Welcome To BotraKhmerAngkor

This is my blog which is created in order to share information about our country which I am dedicated to contribute as a new generation of Cambodia in order to bring about the solidarity, unity, and respect for all Cambodians as nation.

This blog will be updated with some news which I am interested in and also my oponions regarding to the issues of our beloved country.

In Solidarity

Saturday 10 July 2010

Stress to Impress? Or Just Say Yes to CVS?

July 10, 2010
By Sarah Coe-Odess

Sarah Coe-Odess

Allison was frantic because she still hadn’t landed a summer internship. Max had plans to be a counselor at a camp for disadvantaged children. He wasn’t getting paid, of course. In fact, he was paying a few hundred dollars to the camp, where they justified that it was a small price for a community service experience that would look good on his college application.
But he was spending a lot less money than Hailey, who was going to Argentina to work at a children’s cancer hospice. Weren’t there kids with cancer in the States? Oh, this would be more impressive, she insisted.
Then there was Jacob, who for the fourth consecutive summer was paying over 6,000 dollars to participate in a program in which he traveled to a third world country to serve an impoverished community, whatever that means; last year, it meant feeding elephants in Thailand.
In each case, the students viewed their unique summer plan, acquired with family connections and parents’ deep pockets, as the golden ticket to some elite college. But, after talking to alumni interviewers for two Ivy League colleges, I learned that such plum positions can have the opposite effect on some admissions committees.
A woman who had interviewed for Harvard told me that rather than making the student look like a great humanitarian, it makes the kid look over-privileged.
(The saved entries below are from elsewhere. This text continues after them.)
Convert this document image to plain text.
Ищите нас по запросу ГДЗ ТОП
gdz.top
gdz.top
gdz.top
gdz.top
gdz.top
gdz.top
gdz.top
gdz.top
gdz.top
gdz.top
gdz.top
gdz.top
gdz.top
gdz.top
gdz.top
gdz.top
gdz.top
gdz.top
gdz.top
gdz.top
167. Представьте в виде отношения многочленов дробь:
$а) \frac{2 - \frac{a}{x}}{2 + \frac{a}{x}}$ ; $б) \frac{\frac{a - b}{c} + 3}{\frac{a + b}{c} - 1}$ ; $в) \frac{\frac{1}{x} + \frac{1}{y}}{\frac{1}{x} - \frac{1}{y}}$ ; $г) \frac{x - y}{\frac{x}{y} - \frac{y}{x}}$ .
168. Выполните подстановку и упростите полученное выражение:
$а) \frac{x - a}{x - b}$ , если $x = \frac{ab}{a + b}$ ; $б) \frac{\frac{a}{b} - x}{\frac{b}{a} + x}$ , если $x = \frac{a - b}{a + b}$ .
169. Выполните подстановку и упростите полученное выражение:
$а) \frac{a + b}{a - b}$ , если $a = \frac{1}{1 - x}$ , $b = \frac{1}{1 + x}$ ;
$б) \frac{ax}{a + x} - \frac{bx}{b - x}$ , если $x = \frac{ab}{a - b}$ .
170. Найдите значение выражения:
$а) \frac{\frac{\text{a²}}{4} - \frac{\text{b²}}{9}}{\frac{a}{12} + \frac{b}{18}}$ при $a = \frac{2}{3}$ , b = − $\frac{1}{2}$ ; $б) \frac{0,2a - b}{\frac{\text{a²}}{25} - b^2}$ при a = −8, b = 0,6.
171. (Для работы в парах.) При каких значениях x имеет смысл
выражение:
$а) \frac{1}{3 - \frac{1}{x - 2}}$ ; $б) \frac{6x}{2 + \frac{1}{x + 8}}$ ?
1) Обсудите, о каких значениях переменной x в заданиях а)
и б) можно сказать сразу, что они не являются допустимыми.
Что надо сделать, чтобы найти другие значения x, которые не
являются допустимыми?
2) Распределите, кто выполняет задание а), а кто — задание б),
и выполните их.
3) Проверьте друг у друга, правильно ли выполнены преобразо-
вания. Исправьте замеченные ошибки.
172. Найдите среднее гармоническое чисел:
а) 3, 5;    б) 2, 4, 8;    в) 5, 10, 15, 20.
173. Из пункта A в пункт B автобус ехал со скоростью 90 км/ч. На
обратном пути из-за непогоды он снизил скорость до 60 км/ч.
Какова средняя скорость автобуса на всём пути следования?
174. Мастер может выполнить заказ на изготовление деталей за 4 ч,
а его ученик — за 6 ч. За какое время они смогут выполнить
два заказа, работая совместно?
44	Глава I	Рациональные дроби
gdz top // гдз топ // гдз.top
What once seemed like a sure way to impress comes off instead as a calculated “resumé polisher.”
She suggested that a college admissions committee would be more impressed with something simpler that seems more genuine and consistent with the passions the student has previously demonstrated.
“Or,” she added, “get a paid job, even if it’s at your local CVS.”
The idea that a job unloading boxes at CVS would be more impressive than a trip to Cambodia cleaning rice paddies gave me pause. But an alumnus interviewer from Brown confirmed this.
“The admissions process should not be something that you go through to make yourself into someone that you’re not. Rather, it should reinforce the strengths of who you are.”
Be true to oneself? What a novel concept! And how inexpensive!